BEEN AND GONE
By Bob Chaundy
BBC News profiles unit
Our new monthly column marks the passing of some significant characters over the previous four weeks.
At 7ft 6 ins, Matthew McGrory was not only the world's tallest actor, he also had size 29 and a half feet, the world's largest. As a result, he was inevitably cast in horror or fantasy movies. His most famous was in Tim Burton's Big Fish in which he played Karl, the sympathetic giant. At birth, McGrory weighed 15lbs and was 2ft tall. He is believed to have died from natural causes, aged 32.
Clockwise from top left, McGrory, Besson, Ferrer and Hirschfeld
Colette Besson, with smaller but rather faster feet, was the unfancied French winner of the 400 metres at the 1968 Mexico Olympics, beating the favourite, Britain's then "golden girl", Lillian Board. A PE teacher from Bordeaux, Besson's training regime for Mexico was aided by the 1968 student riots. During a three-month enforced absence, she was able to train at altitude in order to ready herself for the thin air of the Azteca Stadium. After retiring, she coached in Togo, Martinique and Tahiti and was outspoken in her opposition to doping in athletics.

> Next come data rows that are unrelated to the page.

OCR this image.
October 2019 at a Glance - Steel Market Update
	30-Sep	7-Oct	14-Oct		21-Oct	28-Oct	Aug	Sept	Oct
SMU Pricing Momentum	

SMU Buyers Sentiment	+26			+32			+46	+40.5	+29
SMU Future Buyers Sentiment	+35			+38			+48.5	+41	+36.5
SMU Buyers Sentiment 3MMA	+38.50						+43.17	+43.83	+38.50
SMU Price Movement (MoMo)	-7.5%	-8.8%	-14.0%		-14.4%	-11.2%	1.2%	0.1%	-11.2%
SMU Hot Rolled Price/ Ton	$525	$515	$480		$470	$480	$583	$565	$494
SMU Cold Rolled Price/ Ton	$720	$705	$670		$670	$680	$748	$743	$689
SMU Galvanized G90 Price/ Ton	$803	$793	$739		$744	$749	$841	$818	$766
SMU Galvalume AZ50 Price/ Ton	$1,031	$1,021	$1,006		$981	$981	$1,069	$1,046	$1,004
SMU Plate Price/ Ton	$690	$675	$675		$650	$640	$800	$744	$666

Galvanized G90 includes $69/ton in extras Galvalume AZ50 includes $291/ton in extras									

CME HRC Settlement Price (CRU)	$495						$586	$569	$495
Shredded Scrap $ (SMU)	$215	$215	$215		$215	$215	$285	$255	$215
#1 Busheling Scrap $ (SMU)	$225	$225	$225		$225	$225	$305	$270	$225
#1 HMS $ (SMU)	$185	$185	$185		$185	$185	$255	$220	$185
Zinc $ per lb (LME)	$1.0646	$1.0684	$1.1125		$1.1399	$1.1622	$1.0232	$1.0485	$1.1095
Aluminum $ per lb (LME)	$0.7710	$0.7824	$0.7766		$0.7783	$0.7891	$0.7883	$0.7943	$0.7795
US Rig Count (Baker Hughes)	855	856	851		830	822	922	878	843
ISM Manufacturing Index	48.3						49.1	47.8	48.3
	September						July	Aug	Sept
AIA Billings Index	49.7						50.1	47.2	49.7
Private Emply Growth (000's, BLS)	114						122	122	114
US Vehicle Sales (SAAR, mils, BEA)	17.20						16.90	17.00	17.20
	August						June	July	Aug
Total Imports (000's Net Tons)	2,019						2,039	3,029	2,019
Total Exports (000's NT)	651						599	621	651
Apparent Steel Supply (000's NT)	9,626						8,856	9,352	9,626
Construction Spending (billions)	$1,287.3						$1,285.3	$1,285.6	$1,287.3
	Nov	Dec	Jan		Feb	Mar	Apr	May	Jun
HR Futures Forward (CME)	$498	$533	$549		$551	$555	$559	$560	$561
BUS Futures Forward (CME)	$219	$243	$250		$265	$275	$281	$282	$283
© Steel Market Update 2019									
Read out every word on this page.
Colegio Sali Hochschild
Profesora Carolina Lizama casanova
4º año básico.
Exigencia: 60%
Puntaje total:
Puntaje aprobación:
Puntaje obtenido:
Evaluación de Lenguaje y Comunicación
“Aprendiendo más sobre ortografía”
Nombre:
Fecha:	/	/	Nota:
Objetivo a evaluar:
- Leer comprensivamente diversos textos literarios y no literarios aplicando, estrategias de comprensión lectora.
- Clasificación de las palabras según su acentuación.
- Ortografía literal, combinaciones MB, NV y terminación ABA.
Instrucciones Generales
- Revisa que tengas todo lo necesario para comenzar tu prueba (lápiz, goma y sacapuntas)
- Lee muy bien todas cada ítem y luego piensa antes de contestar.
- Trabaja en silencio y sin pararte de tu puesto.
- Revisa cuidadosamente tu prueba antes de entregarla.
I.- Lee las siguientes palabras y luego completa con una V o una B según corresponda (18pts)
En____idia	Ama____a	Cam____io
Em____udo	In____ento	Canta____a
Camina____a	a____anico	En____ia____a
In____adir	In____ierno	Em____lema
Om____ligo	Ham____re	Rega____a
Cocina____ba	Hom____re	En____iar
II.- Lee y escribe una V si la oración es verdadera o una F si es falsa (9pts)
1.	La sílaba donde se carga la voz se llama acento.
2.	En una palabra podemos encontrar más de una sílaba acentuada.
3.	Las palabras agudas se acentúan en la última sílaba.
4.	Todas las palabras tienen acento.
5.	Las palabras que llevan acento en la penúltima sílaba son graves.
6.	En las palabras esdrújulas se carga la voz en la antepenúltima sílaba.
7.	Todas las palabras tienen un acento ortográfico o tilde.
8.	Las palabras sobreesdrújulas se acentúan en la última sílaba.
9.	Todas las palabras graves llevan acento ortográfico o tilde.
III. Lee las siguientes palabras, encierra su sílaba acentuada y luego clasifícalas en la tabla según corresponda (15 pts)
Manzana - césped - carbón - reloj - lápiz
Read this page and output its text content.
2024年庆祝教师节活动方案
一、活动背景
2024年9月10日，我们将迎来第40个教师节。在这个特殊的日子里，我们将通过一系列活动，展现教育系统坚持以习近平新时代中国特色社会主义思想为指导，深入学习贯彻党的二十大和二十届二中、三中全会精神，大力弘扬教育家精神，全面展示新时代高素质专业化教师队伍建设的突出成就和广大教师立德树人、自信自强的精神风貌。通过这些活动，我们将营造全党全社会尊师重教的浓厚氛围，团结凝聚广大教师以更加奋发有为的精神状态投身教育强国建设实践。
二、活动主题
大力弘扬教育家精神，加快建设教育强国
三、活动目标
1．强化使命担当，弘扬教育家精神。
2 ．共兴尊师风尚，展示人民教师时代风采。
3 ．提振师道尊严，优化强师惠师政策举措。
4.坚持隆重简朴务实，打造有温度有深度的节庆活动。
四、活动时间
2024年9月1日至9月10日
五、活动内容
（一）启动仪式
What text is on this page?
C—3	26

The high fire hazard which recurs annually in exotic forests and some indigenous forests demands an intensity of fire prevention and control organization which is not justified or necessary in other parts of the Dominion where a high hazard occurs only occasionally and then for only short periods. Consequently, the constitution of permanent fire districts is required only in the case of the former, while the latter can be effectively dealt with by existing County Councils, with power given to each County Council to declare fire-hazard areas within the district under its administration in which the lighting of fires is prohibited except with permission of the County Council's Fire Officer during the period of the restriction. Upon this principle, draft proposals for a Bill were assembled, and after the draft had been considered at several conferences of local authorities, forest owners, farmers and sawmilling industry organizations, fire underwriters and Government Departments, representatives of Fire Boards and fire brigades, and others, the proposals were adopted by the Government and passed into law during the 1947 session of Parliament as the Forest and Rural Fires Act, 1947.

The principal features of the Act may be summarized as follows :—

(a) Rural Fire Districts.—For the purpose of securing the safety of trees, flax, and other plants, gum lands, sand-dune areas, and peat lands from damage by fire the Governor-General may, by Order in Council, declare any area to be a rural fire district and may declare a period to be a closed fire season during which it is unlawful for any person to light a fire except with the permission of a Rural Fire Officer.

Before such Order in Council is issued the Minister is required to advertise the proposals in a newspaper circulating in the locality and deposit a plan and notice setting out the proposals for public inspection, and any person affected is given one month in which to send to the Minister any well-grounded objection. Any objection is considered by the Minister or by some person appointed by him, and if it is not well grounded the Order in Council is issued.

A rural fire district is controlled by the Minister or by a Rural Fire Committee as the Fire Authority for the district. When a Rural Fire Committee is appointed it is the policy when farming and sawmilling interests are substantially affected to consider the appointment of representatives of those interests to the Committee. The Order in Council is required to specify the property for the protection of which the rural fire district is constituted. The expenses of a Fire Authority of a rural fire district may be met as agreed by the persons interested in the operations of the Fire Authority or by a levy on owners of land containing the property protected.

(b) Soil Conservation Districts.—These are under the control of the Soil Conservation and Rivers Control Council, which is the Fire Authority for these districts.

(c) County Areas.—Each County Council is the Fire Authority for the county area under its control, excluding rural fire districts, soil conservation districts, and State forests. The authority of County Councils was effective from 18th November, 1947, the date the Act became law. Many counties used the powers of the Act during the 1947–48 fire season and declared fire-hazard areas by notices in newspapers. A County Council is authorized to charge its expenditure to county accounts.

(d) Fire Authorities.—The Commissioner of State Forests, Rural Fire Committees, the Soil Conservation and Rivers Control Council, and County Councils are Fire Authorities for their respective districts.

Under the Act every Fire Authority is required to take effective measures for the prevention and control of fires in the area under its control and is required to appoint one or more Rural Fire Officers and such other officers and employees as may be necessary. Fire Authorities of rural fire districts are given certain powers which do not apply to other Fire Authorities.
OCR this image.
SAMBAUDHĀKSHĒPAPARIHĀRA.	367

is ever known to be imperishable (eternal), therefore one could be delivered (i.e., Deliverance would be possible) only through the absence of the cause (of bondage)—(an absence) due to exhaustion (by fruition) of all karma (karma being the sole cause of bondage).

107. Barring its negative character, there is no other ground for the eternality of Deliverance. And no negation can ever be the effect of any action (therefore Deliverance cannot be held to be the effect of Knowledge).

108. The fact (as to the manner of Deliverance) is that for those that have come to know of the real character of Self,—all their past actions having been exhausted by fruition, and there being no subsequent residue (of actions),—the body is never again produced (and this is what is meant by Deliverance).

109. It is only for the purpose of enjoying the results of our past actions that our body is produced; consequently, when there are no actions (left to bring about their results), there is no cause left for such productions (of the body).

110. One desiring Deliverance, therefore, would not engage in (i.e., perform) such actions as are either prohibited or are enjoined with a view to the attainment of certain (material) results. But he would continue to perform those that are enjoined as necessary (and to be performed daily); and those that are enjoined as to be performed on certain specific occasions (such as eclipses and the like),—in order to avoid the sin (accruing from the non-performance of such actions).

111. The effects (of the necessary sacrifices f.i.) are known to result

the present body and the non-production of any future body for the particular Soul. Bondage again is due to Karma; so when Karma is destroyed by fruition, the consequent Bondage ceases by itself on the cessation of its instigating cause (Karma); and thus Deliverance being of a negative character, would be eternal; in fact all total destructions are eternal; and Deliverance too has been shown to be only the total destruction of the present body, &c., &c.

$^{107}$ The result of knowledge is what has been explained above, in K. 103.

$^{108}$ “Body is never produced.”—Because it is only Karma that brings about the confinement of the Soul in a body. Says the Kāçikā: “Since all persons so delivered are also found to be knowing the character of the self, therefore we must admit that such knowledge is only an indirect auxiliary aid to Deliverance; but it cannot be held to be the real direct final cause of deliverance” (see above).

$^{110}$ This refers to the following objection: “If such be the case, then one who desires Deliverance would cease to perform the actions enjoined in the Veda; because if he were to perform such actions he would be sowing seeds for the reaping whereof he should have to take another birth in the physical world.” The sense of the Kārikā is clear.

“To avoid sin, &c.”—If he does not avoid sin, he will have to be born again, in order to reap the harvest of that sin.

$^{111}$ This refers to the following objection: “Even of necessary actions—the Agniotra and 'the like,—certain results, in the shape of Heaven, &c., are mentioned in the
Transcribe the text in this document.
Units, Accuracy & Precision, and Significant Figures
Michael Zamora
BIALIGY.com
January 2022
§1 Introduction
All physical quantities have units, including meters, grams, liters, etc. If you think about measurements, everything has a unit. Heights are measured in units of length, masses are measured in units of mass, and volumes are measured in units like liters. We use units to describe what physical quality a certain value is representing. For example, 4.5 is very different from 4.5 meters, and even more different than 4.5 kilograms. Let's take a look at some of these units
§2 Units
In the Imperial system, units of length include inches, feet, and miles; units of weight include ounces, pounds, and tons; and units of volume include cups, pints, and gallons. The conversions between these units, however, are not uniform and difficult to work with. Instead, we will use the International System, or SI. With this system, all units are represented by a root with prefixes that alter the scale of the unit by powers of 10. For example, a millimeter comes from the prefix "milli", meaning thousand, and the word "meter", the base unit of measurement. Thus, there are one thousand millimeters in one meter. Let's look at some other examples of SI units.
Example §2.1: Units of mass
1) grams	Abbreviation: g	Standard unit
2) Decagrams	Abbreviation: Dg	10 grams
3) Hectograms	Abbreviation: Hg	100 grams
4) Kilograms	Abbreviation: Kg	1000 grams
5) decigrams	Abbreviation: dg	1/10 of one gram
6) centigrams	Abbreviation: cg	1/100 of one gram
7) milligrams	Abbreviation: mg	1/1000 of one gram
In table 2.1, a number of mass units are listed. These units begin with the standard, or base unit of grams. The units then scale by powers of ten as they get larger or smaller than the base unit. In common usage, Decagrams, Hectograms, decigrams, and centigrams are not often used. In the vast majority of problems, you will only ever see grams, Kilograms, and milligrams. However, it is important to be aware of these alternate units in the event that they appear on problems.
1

Abe Hirschfeld, who has died at age 85, made a fortune building multi-storey car parks in New York. An eccentric, who had a habit of spitting at people in public, Hirschfeld's methods blighted his career. He once held a bureaucrat hostage in her office until she gave him a clean air certificate for one of his car parks. Most famously, he hired a hit-man to murder a business partner. He campaigned several times for public office under the nickname "Honest Abe". He was unsuccessful.
Laurel Aitken, who has died at 78, was known as the Godfather of Ska. He was one of the first singers to record in Jamaica in the mid-1950s. His international breakthrough came with Boogie in my Bones in 1959 which topped the Jamaican charts for 13 weeks. It was popular too in the UK where Aitken also recorded. His reggae tracks, Moon Hop and Skinhead Train were popular with white, working-class audiences, and his biggest hit came in 1980 with Rudi Got Married.
A rather different musician, Derek Hilton, has died aged 78. Hilton was the doyen of TV themes. During 32 years at Granada Television, he wrote 241 theme tunes, including A Kind of Loving, A Family at War and Country Matters, for which he won an Ivor Novello certificate. But his best-known work was the arrangement of the Coronation Street theme. The many stars Derek Hilton worked with include Shirley Bassey, Tony Bennett and Tom Jones and he also composed Bury Football Club's anthem, Aye, Aye, Up The Shakers.
Coronation St: Trumpets herald a visit to Weatherfield
Something of a political shaker, the political historian, Maurice Cowling, who has died at the age of 78, has been credited with influencing a whole raft of Conservative politicians, most notably Margaret Thatcher. A Fellow of Peterhouse College, Cambridge, Cowling's books, including The Nature and Limits of Political Science, provided an outspoken challenge to liberalism, which he believed to be a mask for totalitarianism. Cowling was credited with converting one student, Michael Portillo, to Conservatism, even though he once commented that Portillo would one day make a good executive in a medium-sized company.
Others who have died this month include Jack Slipper, the detective who hunted Ronnie Biggs (see full obituary); the inventor of the synthesiser, Robert Moog (see full obituary); the black actor Brock Peters who appeared in To Kill A Mockingbird (see full obituary); former cabinet ministers, Mo Mowlam (see full obituary) and Robin Cook (see full obituary); the actress Barbara Bel Geddes who played Miss Ellie in Dallas (see full obituary); Brother Roger, founder of the Taize religious community; the former Lord Chief Justice, Lord Lane (see full obituary); the legendary Northern Ireland politician Gerry Fitt (see full obituary); James Booth, the actor who starred as a charming Cockney malingerer in Zulu (see full obituary); the former New Zealand prime minister, David Lange (see full obituary); actor Michael Sheard, Grange Hill's Mr Bronson (see full obituary); the former Master of the Rolls, Lord Donaldson (see full obituary); Peter Jennings, the ABC newscaster (see full obituary); King Fahd of Saudi Arabia (see full obituary); and Ibrahim Ferrer, the voice of the Buena Vista Social Club (see full obituary).